Atamian Elisa K, Smith Mark L
Division of Plastic & Reconstructive Surgery, The Donald and Barbara Zucker School of Medicine at Hofstra/Northwell, Hempstead, NY, USA.
Gland Surg. 2023 Aug 30;12(8):1110-1121. doi: 10.21037/gs-22-647. Epub 2023 Jul 29.
Advances in breast cancer management have provided most patients with the hope for cure or avoidance of cancer altogether. Such advances have made quality of life much more important after treatment and have led to equally incredible advances in breast reconstruction, to the point where reconstructive goals have altered the way mastectomies are now performed. As experience and expertise in microsurgery has grown, the surgical feat of successfully transferring tissue to restore breast volume is no longer considered an adequate endpoint for aesthetic breast reconstruction. A shift towards patient-centered care has motivated plastic surgeons to adapt their approaches to reconstruction integrating aesthetic principles to the process of recreating a breast mound in order to provide patients with a long-term, natural, and optimal result. Vital to restoring a shapely breast is a thorough preoperative assessment and the understanding of the breast footprint, breast conus, skin envelope and nipple-areolar complex (NAC) position. These aesthetic goals should also extend to the donor site, where adequate contour improvement is sought to offset the price of the donor site scar and the morbidity is minimized. By utilizing strategies for optimizing the NAC position, incorporating novel techniques to ensure core projection, and paying attention to the donor site, the skilled microsurgeon can elevate breast reconstruction to the level of true aesthetic surgery where the reconstructed appearance is superior to the presurgical one.

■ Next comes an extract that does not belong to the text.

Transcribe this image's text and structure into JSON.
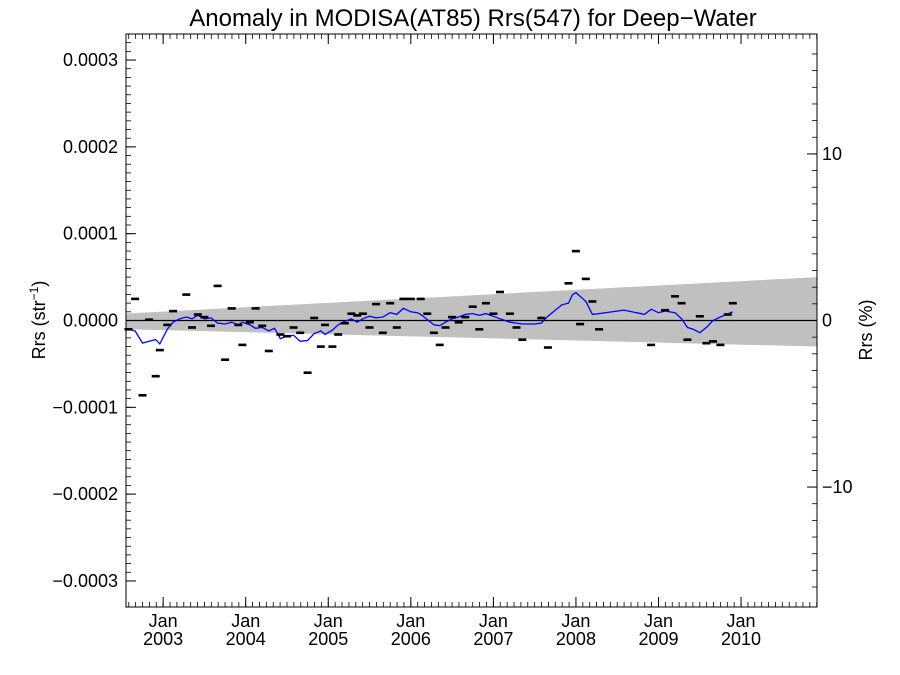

乳腺癌治疗方面的进展为大多数患者带来了治愈或完全避免患癌的希望。这些进展使得治疗后的生活质量变得更加重要,并在乳房重建方面带来了同样惊人的进步,以至于重建目标已经改变了现在乳房切除术的实施方式。随着显微外科经验和专业知识的不断增长,成功转移组织以恢复乳房体积的手术壮举已不再被视为美学乳房重建的充分终点。向以患者为中心的护理的转变促使整形外科医生调整他们的重建方法,将美学原则融入到重塑乳房隆起的过程中,以便为患者提供长期、自然和最佳的效果。恢复形状优美的乳房的关键是进行全面的术前评估以及了解乳房印记、乳房圆锥、皮肤包膜和乳头乳晕复合体(NAC)的位置。这些美学目标也应延伸到供区,在供区寻求充分的轮廓改善以抵消供区瘢痕的代价,并将发病率降至最低。通过运用优化NAC位置的策略、采用新技术确保核心突出,并关注供区,技术娴熟的显微外科医生可以将乳房重建提升到真正的美学手术水平,使重建后的外观优于术前。